Mesmo sem precisar agora falar sobre animais, são de longe os que eu mais amo contar, principalmente quando vejo os que tenho aqui comigo e como se comportam com o passar dos anos. Cachorros, por exemplo. Os velhos, principalmente, já que aqui os tenho em altas patentes. Bobi foi considerado o cachorro mais velho do mundo, com reconhecimento do Guiness que, para quem não sabe (duvido que ninguém saiba!) é o sonho de todo narcisista que não tem mais nada a fazer na vida.
Sabe aquelas pessoas que acham que o mundo inútil dele roda ao redor de si all time? Pois! O Guiness foi feito pra essas pessoas. O Bobi é um cachorro senilíssimo, no melhor superlativo absoluto sintético. Ele, que já não ligava para a fama etária que lhe foi imposta, agora tem que ser o mais importante: é o mais velho. Com 31 anos, vai ganhar o quê? Espero, ao menos, que lhe continuem tratando direito, como um cachorro senil que é.
Sua raça, a portuguesa Rafeiro do Alentejo, deu-lhe o puro sangue e é uma raça treinada para guardar gado. Coisa que ele nunca fez. Talvez por sua bondade, seu jeito luso de ser, deixou a tempos essas suas destrezas de lado e ficou além Tejo. Como sua idade se avançou muito, agora ele não enxerga mais com tanta acurácia, assim como andar começou a ficar mais trabalhoso. Desta forma, seu dono, ou pai ou qualquer outra forma de amar os cães, aproveitou-se da idade dele para fazer-lhe uma festa, afinal, ele merece tudo o que tiver ao alcance de suas patinhas.
Teoricamente, a cada ano de um cachorro de porte grande, como o Bobi, somam-se uns 8 anos dos nossos. Calculando, ele teria, então, uns 248 anos, mais ou menos. Nada mal para um portuga. Haja vinho. E bacalhau. Ele não escreve nada, claro, é só um cachorro, mas se escrevesse… Que alguns não leiam, mas Bobi os tira de letra. Literalmente.
Não tentaria reinar absoluto num canil de raposas, não rouba as galinhas dos vizinhos antes que elas ponham os ovos, tampouco viveria no Nordeste, muito menos no brasileiro.

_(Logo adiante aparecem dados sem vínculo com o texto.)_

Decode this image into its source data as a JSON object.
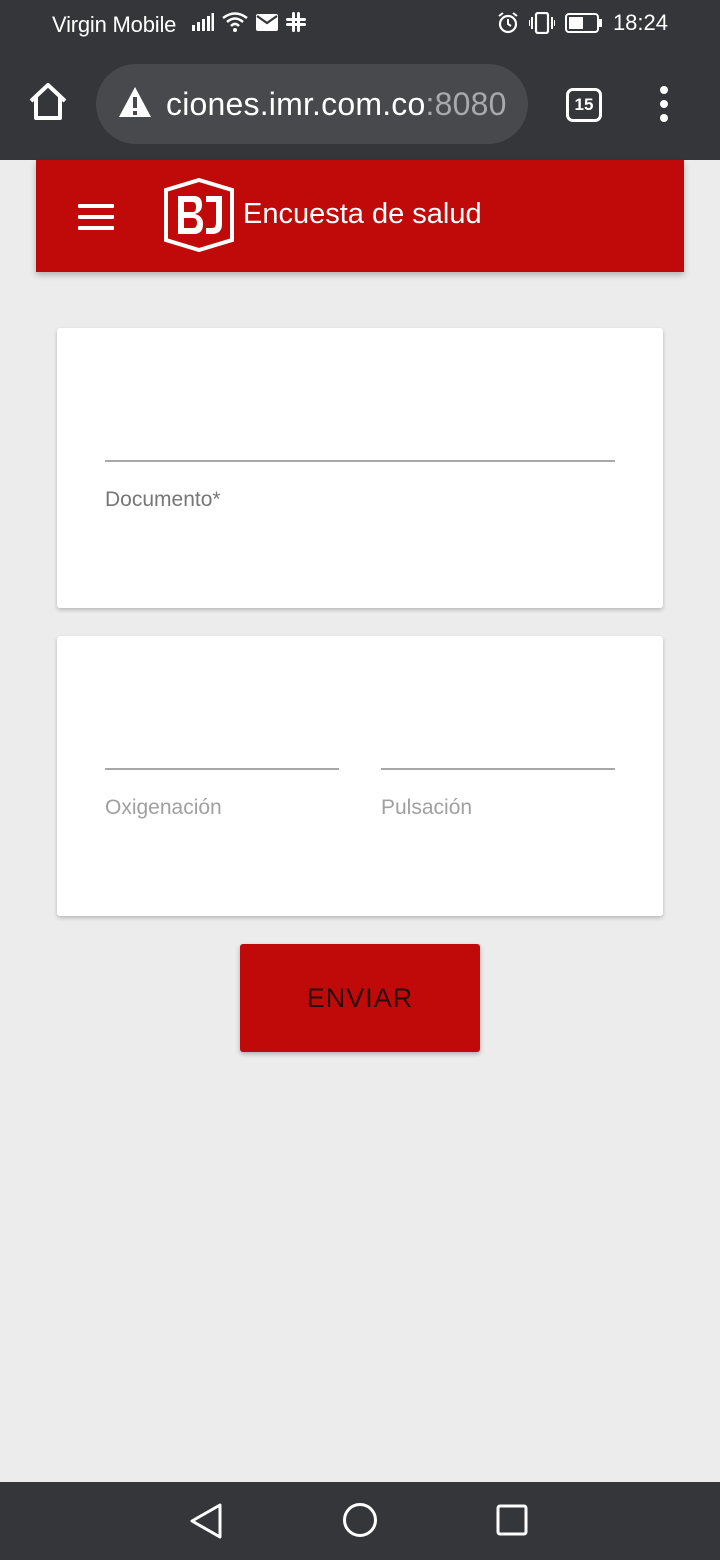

Também não é um imortal da Academia Brasileira de Letras, apesar de ter idade pra uns mil livros. Mas tem uma história digna de um filme: há muuuito tempo atrás, ele e outros três cachorros nasceram num barracão, onde uma família portuguesa guardava lenha.
Como não podiam ter mais animais, provavelmente por causa da superlotação, aproveitaram a distração de Gira, a mãe, para retirar-lhe os filhos. Essa parte da história eu gostaria de dispensar, mas ele é parte da vida do nosso querido Bobi. Enquanto os irmãos foram mortos (sério, de verdade?), ele ficou para trás, certamente escondido, porque sempre foi esperto. Que coisa mais horrorosa!! Cadê a militantezinha com roupas de grife da feira, maquiada e perfumada que já aparecera em outras crises caninas?
Quando Leonel Costa, o atual tutor/dono/pai/irmão/amigo de Bobi, na época com 8 anos, e seus irmãos perceberam que Gira continuava a visitar o barracão, decidiram investigar. Foi aí que encontraram o Bobi, fazendo com que os três irmãos ficaram na surdina, protegendo o filhotinho.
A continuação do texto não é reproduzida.